Kennedy had escaped the car and said he dove into the water to try and help Kopechne and when that failed, he went back to the party and enlisted the help of his cousin, Joe Gargan and another friend of theirs. The three men were unsuccessful as well. All three of them then went to the ferry slip and Kennedy dove into the water and swam to Edgartown, about a mile away from the island. Returning to his room at the Shiretown Inn, Senator Kennedy changed his clothes and at 2:25 a.m., stepped out of his room and saw the innkeeper, Russell Peachy. He told Peachy he had been awakened by noise in the room next to his and then asked the innkeeper what time it was and then returned to his room.
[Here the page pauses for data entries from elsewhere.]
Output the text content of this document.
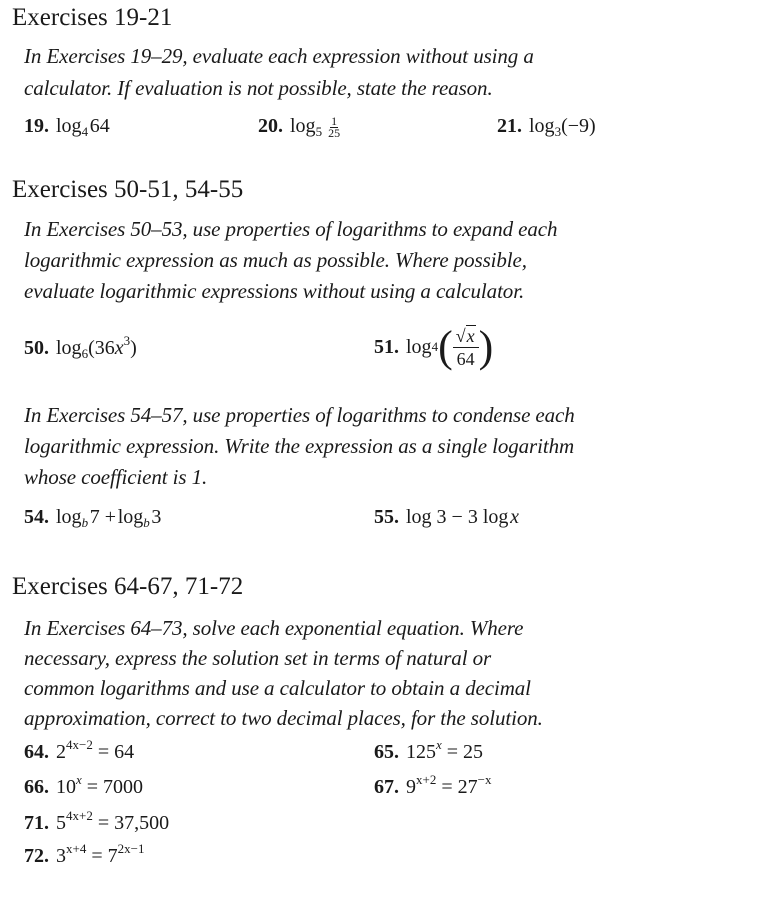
Exercises 19-21
In Exercises 19–29, evaluate each expression without using a
calculator. If evaluation is not possible, state the reason.
19. $\log_4$ 64	20. $\log_5 \frac{1}{25}$	21. $\log_3(-9)$
Exercises 50-51, 54-55
In Exercises 50–53, use properties of logarithms to expand each
logarithmic expression as much as possible. Where possible,
evaluate logarithmic expressions without using a calculator.
50. $\log_6(36x^3)$	51. log 4 ( √x
64 )
In Exercises 54–57, use properties of logarithms to condense each
logarithmic expression. Write the expression as a single logarithm
whose coefficient is 1.
54. $\log_b$ 7 + $\log_b$ 3	55. log 3 − 3 log x
Exercises 64-67, 71-72
In Exercises 64–73, solve each exponential equation. Where
necessary, express the solution set in terms of natural or
common logarithms and use a calculator to obtain a decimal
approximation, correct to two decimal places, for the solution.
64. $2^{4x-2} = 64$	65. $125^x = 25$
66. $10^x = 7000$	67. $9^{x+2} = 27^{-x}$
71. $5^{4x+2} = 37,500$
72. $3^{x+4} = 7^{2x-1}$
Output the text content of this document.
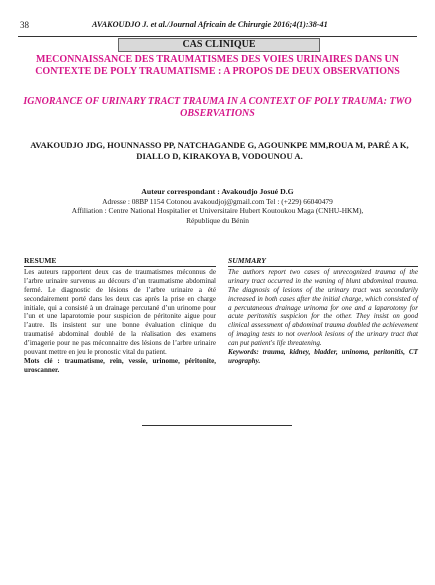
38	AVAKOUDJO J. et al./Journal Africain de Chirurgie 2016;4(1):38-41
CAS CLINIQUE
MECONNAISSANCE DES TRAUMATISMES DES VOIES URINAIRES DANS UN CONTEXTE DE POLY TRAUMATISME : A PROPOS DE DEUX OBSERVATIONS
IGNORANCE OF URINARY TRACT TRAUMA IN A CONTEXT OF POLY TRAUMA: TWO OBSERVATIONS
AVAKOUDJO JDG, HOUNNASSO PP, NATCHAGANDE G, AGOUNKPE MM,ROUA M, PARÉ A K, DIALLO D, KIRAKOYA B, VODOUNOU A.
Auteur correspondant : Avakoudjo Josué D.G
Adresse : 08BP 1154 Cotonou avakoudjoj@gmail.com Tel : (+229) 66040479
Affiliation : Centre National Hospitalier et Universitaire Hubert Koutoukou Maga (CNHU-HKM),
République du Bénin
RESUME
Les auteurs rapportent deux cas de traumatismes méconnus de l’arbre urinaire survenus au décours d’un traumatisme abdominal fermé. Le diagnostic de lésions de l’arbre urinaire a été secondairement porté dans les deux cas après la prise en charge initiale, qui a consisté à un drainage percutané d’un urinome pour l’un et une laparotomie pour suspicion de péritonite aigue pour l’autre. Ils insistent sur une bonne évaluation clinique du traumatisé abdominal doublé de la réalisation des examens d’imagerie pour ne pas méconnaitre des lésions de l’arbre urinaire pouvant mettre en jeu le pronostic vital du patient.
Mots clé : traumatisme, rein, vessie, urinome, péritonite, uroscanner.
SUMMARY
The authors report two cases of unrecognized trauma of the urinary tract occurred in the waning of blunt abdominal trauma. The diagnosis of lesions of the urinary tract was secondarily increased in both cases after the initial charge, which consisted of a percutaneous drainage urinoma for one and a laparotomy for acute peritonitis suspicion for the other. They insist on good clinical assessment of abdominal trauma doubled the achievement of imaging tests to not overlook lesions of the urinary tract that can put patient's life threatening.
Keywords: trauma, kidney, bladder, uninoma, peritonitis, CT urography.
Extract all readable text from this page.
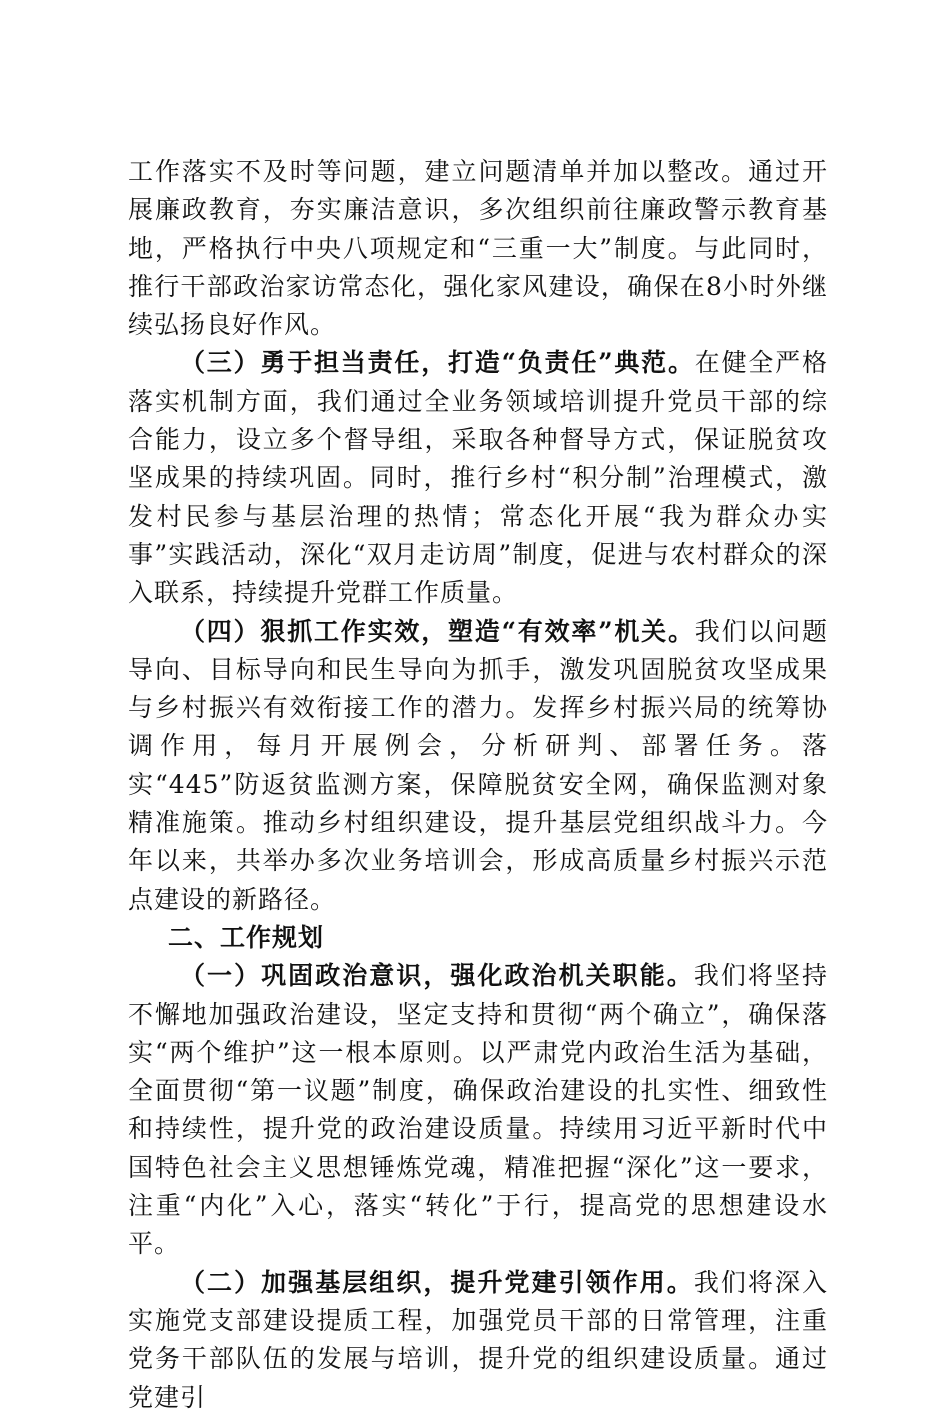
工作落实不及时等问题，建立问题清单并加以整改。通过开展廉政教育，夯实廉洁意识，多次组织前往廉政警示教育基地，严格执行中央八项规定和“三重一大”制度。与此同时，推行干部政治家访常态化，强化家风建设，确保在8小时外继续弘扬良好作风。

（三）勇于担当责任，打造“负责任”典范。在健全严格落实机制方面，我们通过全业务领域培训提升党员干部的综合能力，设立多个督导组，采取各种督导方式，保证脱贫攻坚成果的持续巩固。同时，推行乡村“积分制”治理模式，激发村民参与基层治理的热情；常态化开展“我为群众办实事”实践活动，深化“双月走访周”制度，促进与农村群众的深入联系，持续提升党群工作质量。

（四）狠抓工作实效，塑造“有效率”机关。我们以问题导向、目标导向和民生导向为抓手，激发巩固脱贫攻坚成果与乡村振兴有效衔接工作的潜力。发挥乡村振兴局的统筹协调作用，每月开展例会，分析研判、部署任务。落实“445”防返贫监测方案，保障脱贫安全网，确保监测对象精准施策。推动乡村组织建设，提升基层党组织战斗力。今年以来，共举办多次业务培训会，形成高质量乡村振兴示范点建设的新路径。

二、工作规划

（一）巩固政治意识，强化政治机关职能。我们将坚持不懈地加强政治建设，坚定支持和贯彻“两个确立”，确保落实“两个维护”这一根本原则。以严肃党内政治生活为基础，全面贯彻“第一议题”制度，确保政治建设的扎实性、细致性和持续性，提升党的政治建设质量。持续用习近平新时代中国特色社会主义思想锤炼党魂，精准把握“深化”这一要求，注重“内化”入心，落实“转化”于行，提高党的思想建设水平。

（二）加强基层组织，提升党建引领作用。我们将深入实施党支部建设提质工程，加强党员干部的日常管理，注重党务干部队伍的发展与培训，提升党的组织建设质量。通过党建引
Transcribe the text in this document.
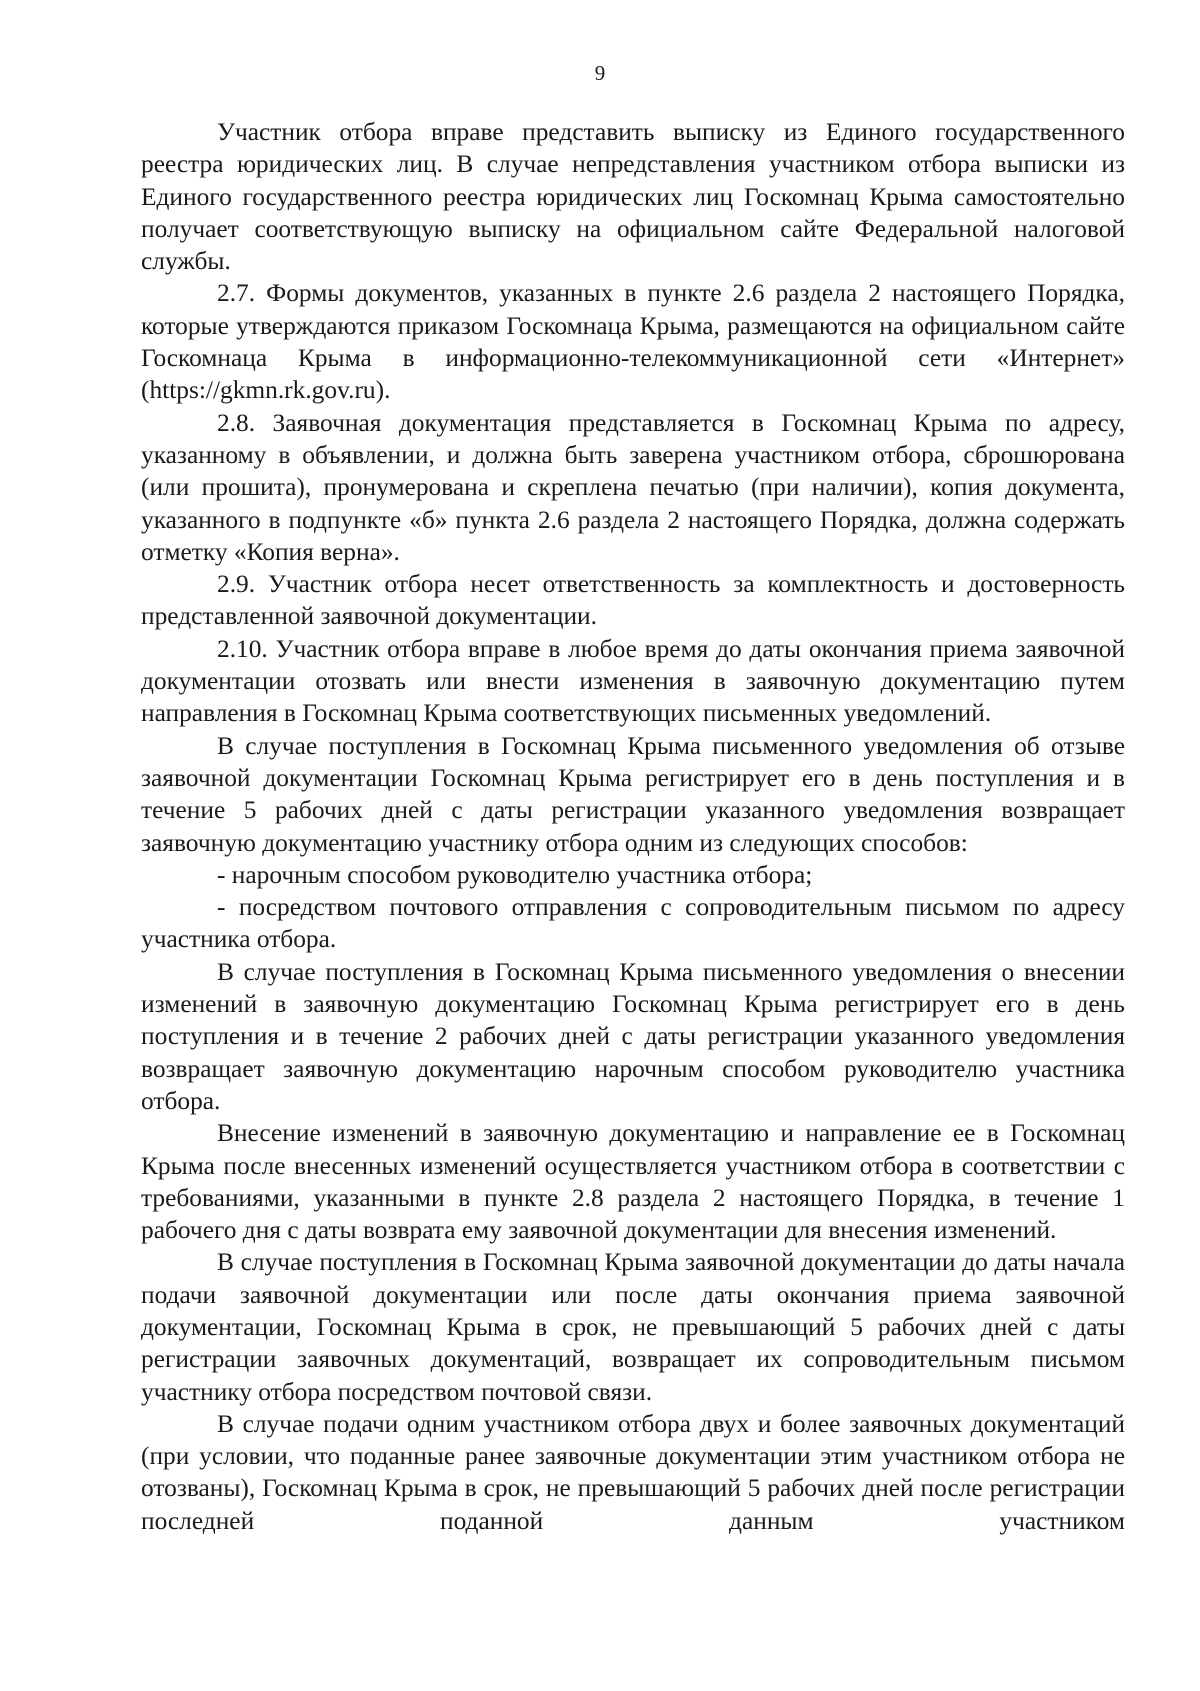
9

Участник отбора вправе представить выписку из Единого государственного реестра юридических лиц. В случае непредставления участником отбора выписки из Единого государственного реестра юридических лиц Госкомнац Крыма самостоятельно получает соответствующую выписку на официальном сайте Федеральной налоговой службы.

2.7. Формы документов, указанных в пункте 2.6 раздела 2 настоящего Порядка, которые утверждаются приказом Госкомнаца Крыма, размещаются на официальном сайте Госкомнаца Крыма в информационно-телекоммуникационной сети «Интернет» (https://gkmn.rk.gov.ru).

2.8. Заявочная документация представляется в Госкомнац Крыма по адресу, указанному в объявлении, и должна быть заверена участником отбора, сброшюрована (или прошита), пронумерована и скреплена печатью (при наличии), копия документа, указанного в подпункте «б» пункта 2.6 раздела 2 настоящего Порядка, должна содержать отметку «Копия верна».

2.9. Участник отбора несет ответственность за комплектность и достоверность представленной заявочной документации.

2.10. Участник отбора вправе в любое время до даты окончания приема заявочной документации отозвать или внести изменения в заявочную документацию путем направления в Госкомнац Крыма соответствующих письменных уведомлений.

В случае поступления в Госкомнац Крыма письменного уведомления об отзыве заявочной документации Госкомнац Крыма регистрирует его в день поступления и в течение 5 рабочих дней с даты регистрации указанного уведомления возвращает заявочную документацию участнику отбора одним из следующих способов:

- нарочным способом руководителю участника отбора;

- посредством почтового отправления с сопроводительным письмом по адресу участника отбора.

В случае поступления в Госкомнац Крыма письменного уведомления о внесении изменений в заявочную документацию Госкомнац Крыма регистрирует его в день поступления и в течение 2 рабочих дней с даты регистрации указанного уведомления возвращает заявочную документацию нарочным способом руководителю участника отбора.

Внесение изменений в заявочную документацию и направление ее в Госкомнац Крыма после внесенных изменений осуществляется участником отбора в соответствии с требованиями, указанными в пункте 2.8 раздела 2 настоящего Порядка, в течение 1 рабочего дня с даты возврата ему заявочной документации для внесения изменений.

В случае поступления в Госкомнац Крыма заявочной документации до даты начала подачи заявочной документации или после даты окончания приема заявочной документации, Госкомнац Крыма в срок, не превышающий 5 рабочих дней с даты регистрации заявочных документаций, возвращает их сопроводительным письмом участнику отбора посредством почтовой связи.

В случае подачи одним участником отбора двух и более заявочных документаций (при условии, что поданные ранее заявочные документации этим участником отбора не отозваны), Госкомнац Крыма в срок, не превышающий 5 рабочих дней после регистрации последней поданной данным участником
In a 1988 interview with Joe Gargan, Gargan said that Kennedy planned to let people think that Mary Jo Kopechne was the sole driver and passenger of the vehicle. However, the next morning, Kennedy reported the accident to Edgartown police chief Dominick Arena and said that he was in fact the driver of the vehicle.

On July 25, just seven days after the fatal accident, Senator Edward Kennedy pleaded guilty to charges of leaving the scene of an accident. He received a two-month suspended jail sentence and his driver’s license was suspended for a year. That evening, Kennedy went on television to talk about the incident and he said the delaying of the reporting of the accident was “indefensible”. He also denied any allegations of being involved romantically or otherwise with Kopechne. Kennedy then asked his constituents if he should continue his political endeavors. He received a favorable response and resumed his senatorial duties at the end of a month. Kennedy kissed any hopes of being president after the incident but did come close to receiving the nomination in 1980 but was beaten out by the incumbent President Jimmy Carter, who proceeded to lose the presidential office to Ronald Reagan.

Kennedy remained a senator until his death in 2009.